The first feeling was anger as a trio of defenders swarmed Manning and an inevitable sack would’ve of pushed the Giants back to a 4th-and -10, at least.

The second was both shock and bewilderment. Not only did Manning escape the defenders’ grasps, he threw the ball 32-yards down midfield.

“Who is he throwing to?”, I remember screaming in my head while viewing the game live. It seemed like the ball floated in the air forever.

The last emotion was hyper-jubilance. Unknown Tyree made a leaping grab and pinned the ball against his helmet with Patriots safety Rodney Harrison attempting to wrestle the ball away from him. It was one of the greatest plays of all time–and I still crack a smile whenever it crosses my mind.

Manning finished the drive with a game-winning touchdown to a wide-open Plaxico Burress in the corner of the end zone, 17-14. The defense finished strong on the ensuing possession to secure the historic win over Tom Brady and the Patriots.

The game was 12 years ago but I still remember it like it occurred yesterday. As of today it’s my favorite Super Bowl ever– and it undoubtedly will be for the rest of my life.

Aaron James:

Growing up as a Dallas Cowboys fan in central Pennsylvania is a tough life as I’ve been surrounded by Eagles and Steelers fans since I fell in love with the sport and the star. It’s even tougher when you don’t get to truly remember the great legendary teams of Emmitt Smith, Troy Aikman, Michael Irvin, Larry Allen, Deion Sanders, and so on and so forth. My early football memories of my favorite team are filled with Quincy Carter and Drew Henson at the helm.

The first game that I truly became infatuated with the sport of football was a classic in Superbowl XXXIV between the St. Louis Rams and the Tennessee Titans. The Rams were making their first playoff appearance in a decade and the first since leaving Los Angeles.

This Rams football team left a lasting legacy on the league while garnering the nickname “The Greatest Show on Turf.” Undrafted quarterback Kurt Warner led the Rams to the big game while earning the league MVP along the way.

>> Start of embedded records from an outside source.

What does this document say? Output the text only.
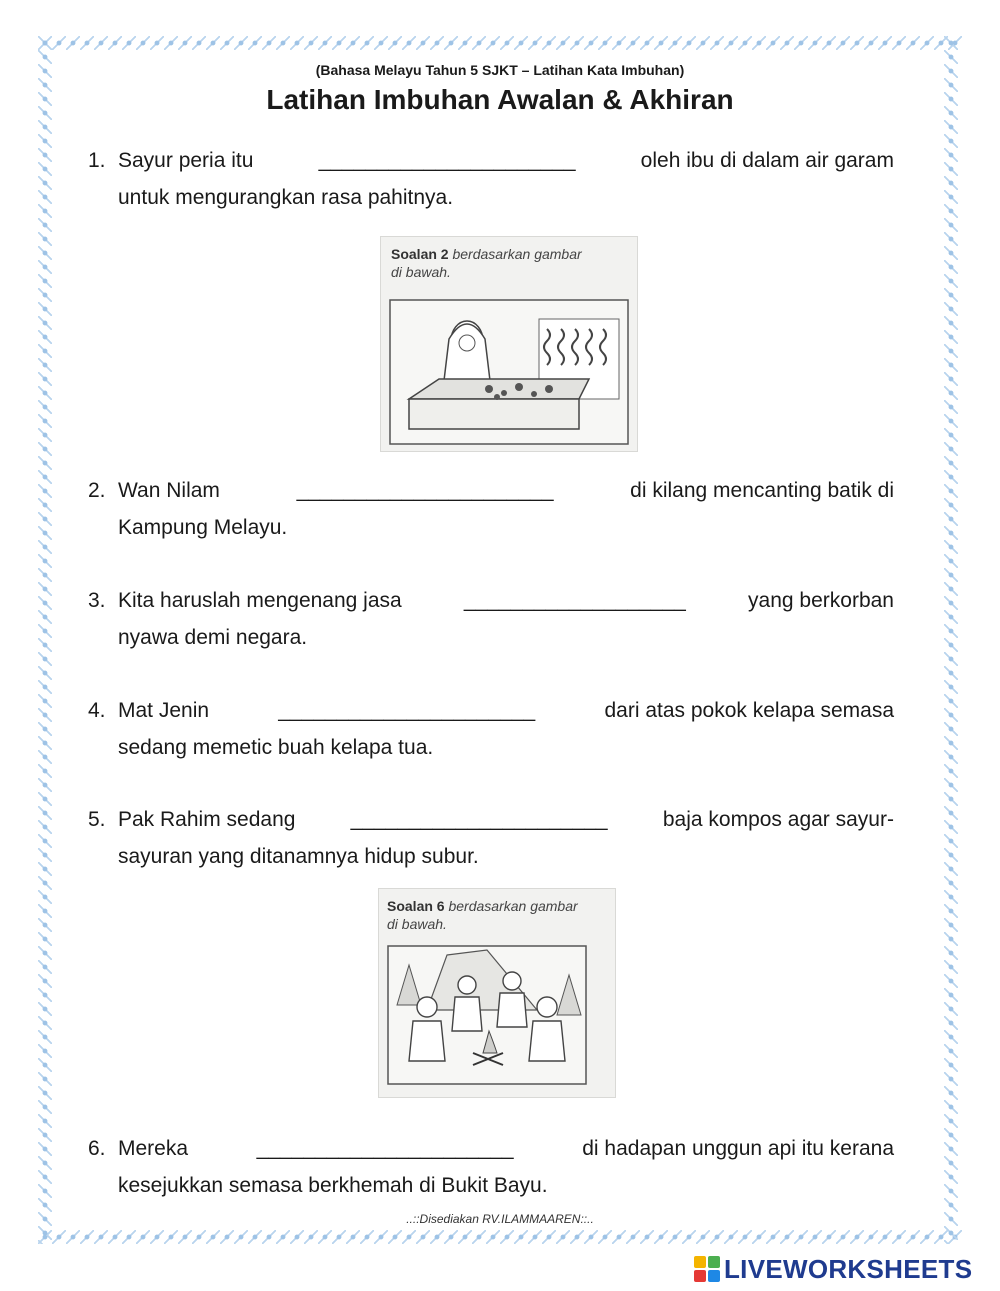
(Bahasa Melayu Tahun 5 SJKT – Latihan Kata Imbuhan)
Latihan Imbuhan Awalan & Akhiran
1. Sayur peria itu	______________________	oleh ibu di dalam air garam
untuk mengurangkan rasa pahitnya.
Soalan 2 berdasarkan gambar
di bawah.
2. Wan Nilam	______________________	di kilang mencanting batik di
Kampung Melayu.
3. Kita haruslah mengenang jasa	___________________	yang berkorban
nyawa demi negara.
4. Mat Jenin	______________________	dari atas pokok kelapa semasa
sedang memetic buah kelapa tua.
5. Pak Rahim sedang	______________________	baja kompos agar sayur-
sayuran yang ditanamnya hidup subur.
Soalan 6 berdasarkan gambar
di bawah.
6. Mereka	______________________	di hadapan unggun api itu kerana
kesejukkan semasa berkhemah di Bukit Bayu.
..::Disediakan RV.ILAMMAAREN::..
LIVEWORKSHEETS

The Rams had future Hall of Famers Marshall Faulk, Kurt Warner, Orlando Pace and Isaac Bruce in a stacked, high-powered offensive front. The Titans made a magical playoff run to their first Superbowl appearance as a wild-card team thanks to the domination of the late Steve McNair and Eddie George.

In what everyone anticipated to be an offensive shootout due to the pure talent across the board offensively, Superbowl XXXIV began as a old school, hardcore, gritty-defensive battle, which isn’t appreciated quite like it used to be from an entertainment standpoint.

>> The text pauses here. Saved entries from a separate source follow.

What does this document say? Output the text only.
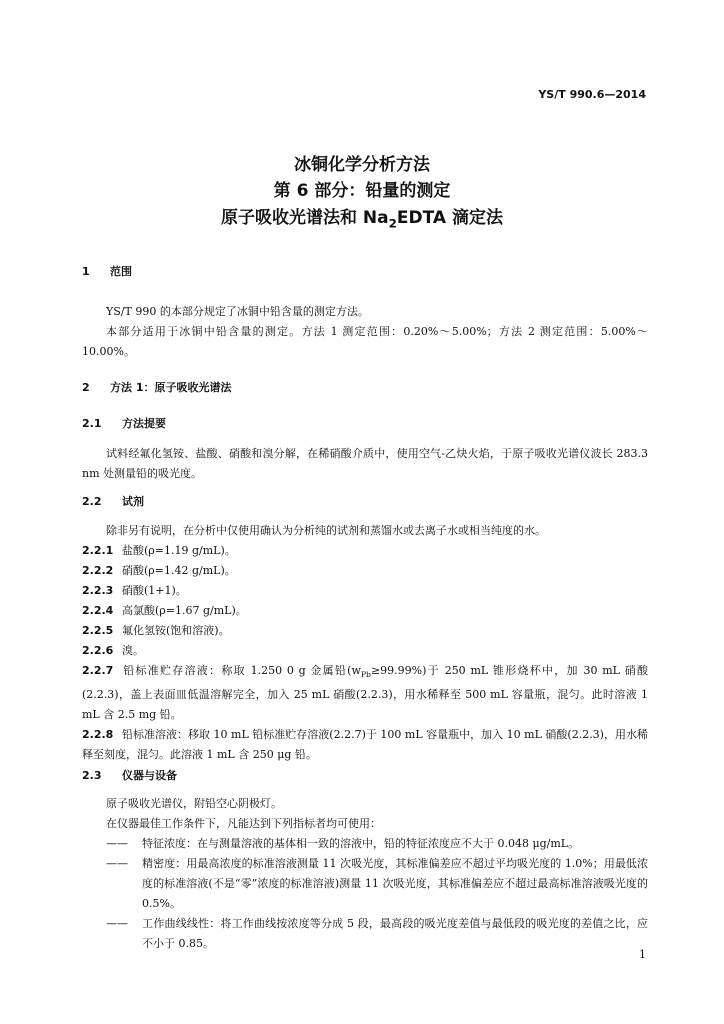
YS/T 990.6—2014
冰铜化学分析方法
第 6 部分：铅量的测定
原子吸收光谱法和 $Na_2EDTA$ 滴定法
1 范围

YS/T 990 的本部分规定了冰铜中铅含量的测定方法。

本部分适用于冰铜中铅含量的测定。方法 1 测定范围：0.20%～5.00%；方法 2 测定范围：5.00%～10.00%。

2 方法 1：原子吸收光谱法
2.1 方法提要

试料经氟化氢铵、盐酸、硝酸和溴分解，在稀硝酸介质中，使用空气-乙炔火焰，于原子吸收光谱仪波长 283.3 nm 处测量铅的吸光度。

2.2 试剂

除非另有说明，在分析中仅使用确认为分析纯的试剂和蒸馏水或去离子水或相当纯度的水。

2.2.1 盐酸(ρ=1.19 g/mL)。

2.2.2 硝酸(ρ=1.42 g/mL)。

2.2.3 硝酸(1+1)。

2.2.4 高氯酸(ρ=1.67 g/mL)。

2.2.5 氟化氢铵(饱和溶液)。

2.2.6 溴。

2.2.7 铅标准贮存溶液：称取 1.250 0 g 金属铅$(w_{Pb}\ge 99.99\%)$于 250 mL 锥形烧杯中，加 30 mL 硝酸(2.2.3)，盖上表面皿低温溶解完全，加入 25 mL 硝酸(2.2.3)，用水稀释至 500 mL 容量瓶，混匀。此时溶液 1 mL 含 2.5 mg 铅。

2.2.8 铅标准溶液：移取 10 mL 铅标准贮存溶液(2.2.7)于 100 mL 容量瓶中，加入 10 mL 硝酸(2.2.3)，用水稀释至刻度，混匀。此溶液 1 mL 含 250 μg 铅。

2.3 仪器与设备

原子吸收光谱仪，附铅空心阴极灯。

在仪器最佳工作条件下，凡能达到下列指标者均可使用：

—— 特征浓度：在与测量溶液的基体相一致的溶液中，铅的特征浓度应不大于 0.048 μg/mL。

—— 精密度：用最高浓度的标准溶液测量 11 次吸光度，其标准偏差应不超过平均吸光度的 1.0%；用最低浓度的标准溶液(不是“零”浓度的标准溶液)测量 11 次吸光度，其标准偏差应不超过最高标准溶液吸光度的 0.5%。

—— 工作曲线线性：将工作曲线按浓度等分成 5 段，最高段的吸光度差值与最低段的吸光度的差值之比，应不小于 0.85。

1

Personally, I loved the sounds of the pads hitting, the excitement and intensity of linebackers flashing speed to take down running backs used to blazing by anyone within an arm’s length. Heading into halftime the score sat at 9-0 St. Louis.

The true thrill, and heartbreak of this game came in the final seconds with the Rams holding a 23-16 lead over the Titans. The Titans had the ball on the Rams 10-yard line, in striking distance to tie the Superbowl. This final sequence lives forever in NFL history now known as “The Tackle.”

I still remember my blood pressure rising in this moment as did millions of people around the world. With six seconds left and Steve McNair in the shotgun, the ball was snapped. Steve McNair dropped back and unleashed a quick pass to a slanting Kevin Dyson who caught the ball at the 4.5 yard line. Linebacker Mike Jones was drawn off of coverage by a presnap motion of Frank Wycheck.

To this day I still am confused on how Mike Jones was able to close the two-yard distance between himself and Dyson as Dyson tried to lunge for the end zone but Jones delivered what is probably the most textbook leg wrap-up tackle in history, with everything imaginable on the line. Dyson is forever ingrained in history by the still photo of him on his back, arm extended with the football that reaches to the .5 yard line and shy of the end zone as the Rams celebrated the Superbowl title.

This football game had it all, defense, offense, cinderella stories, glory, and heartbreak and will forever be the most incredible game and ending I have witnessed.